The tips listed in this article are inspired by a series written by the technology lawyer and strategic business advisor Daniel Glazer to the Tech City UK website.
What US VCs require to invest in a foreign company?
First, it is important to prove a connection with the North-American market. Without demand from US customers and/or from business partners, or no proof of successful operations in the country, it will be hard to convince a venture capital firm to finance a foreign business. The claim is specially true for early-stage startups.
How to approach VC firms?
A fundamental starting point is to identify the VCs that are most likely to be interested in your business. They will bring expertise in the sector, networks and cash.

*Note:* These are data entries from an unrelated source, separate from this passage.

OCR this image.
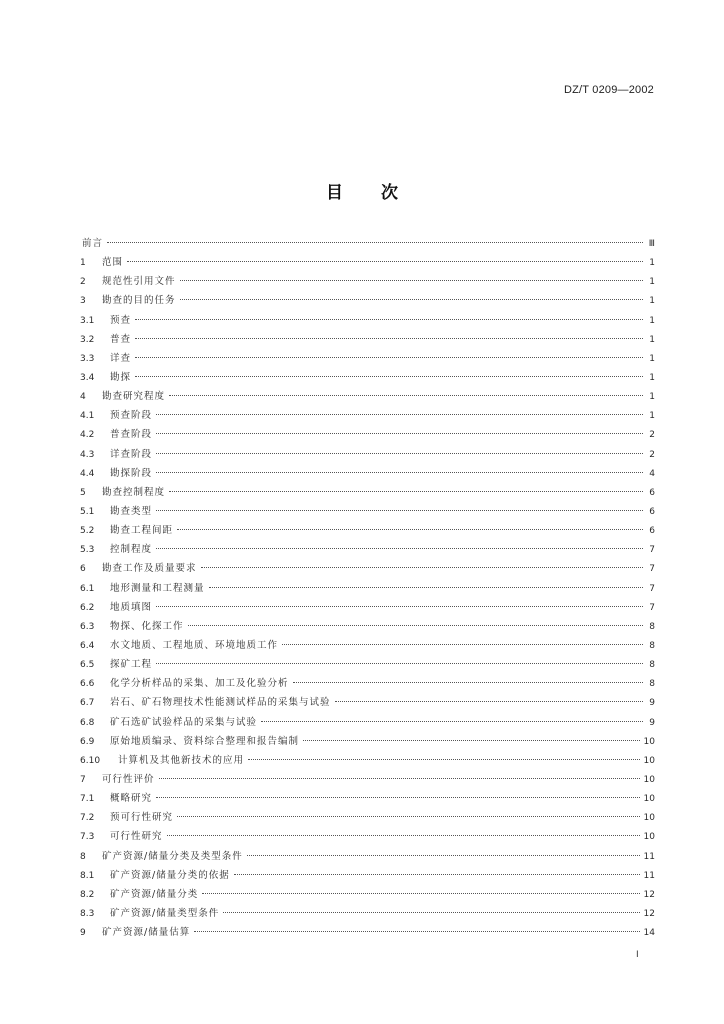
DZ/T 0209—2002
目 次
前言	Ⅲ
1	范围	1
2	规范性引用文件	1
3	勘查的目的任务	1
3.1	预查	1
3.2	普查	1
3.3	详查	1
3.4	勘探	1
4	勘查研究程度	1
4.1	预查阶段	1
4.2	普查阶段	2
4.3	详查阶段	2
4.4	勘探阶段	4
5	勘查控制程度	6
5.1	勘查类型	6
5.2	勘查工程间距	6
5.3	控制程度	7
6	勘查工作及质量要求	7
6.1	地形测量和工程测量	7
6.2	地质填图	7
6.3	物探、化探工作	8
6.4	水文地质、工程地质、环境地质工作	8
6.5	探矿工程	8
6.6	化学分析样品的采集、加工及化验分析	8
6.7	岩石、矿石物理技术性能测试样品的采集与试验	9
6.8	矿石选矿试验样品的采集与试验	9
6.9	原始地质编录、资料综合整理和报告编制	10
6.10	计算机及其他新技术的应用	10
7	可行性评价	10
7.1	概略研究	10
7.2	预可行性研究	10
7.3	可行性研究	10
8	矿产资源/储量分类及类型条件	11
8.1	矿产资源/储量分类的依据	11
8.2	矿产资源/储量分类	12
8.3	矿产资源/储量类型条件	12
9	矿产资源/储量估算	14
I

To find them, identify who are the VCs doing constant investments in the sector, at companies in stages of development similar to you. It may lead to groups that already invested all the money they wanted and will challenge you to prove your value in relation to other companies in the industry. But it can also bring high-qualified specialists to your side.
Attend conferences, conventions and other where investors interested in your sector are expected to attend. Be prepared to pitch and build a network with specialists and professional advisors.
If it is hard to have a spontaneous meeting with a large investor, book a coffee in advance. Take advantage of trade missions and learning expeditions to enlarge your network. Be strong!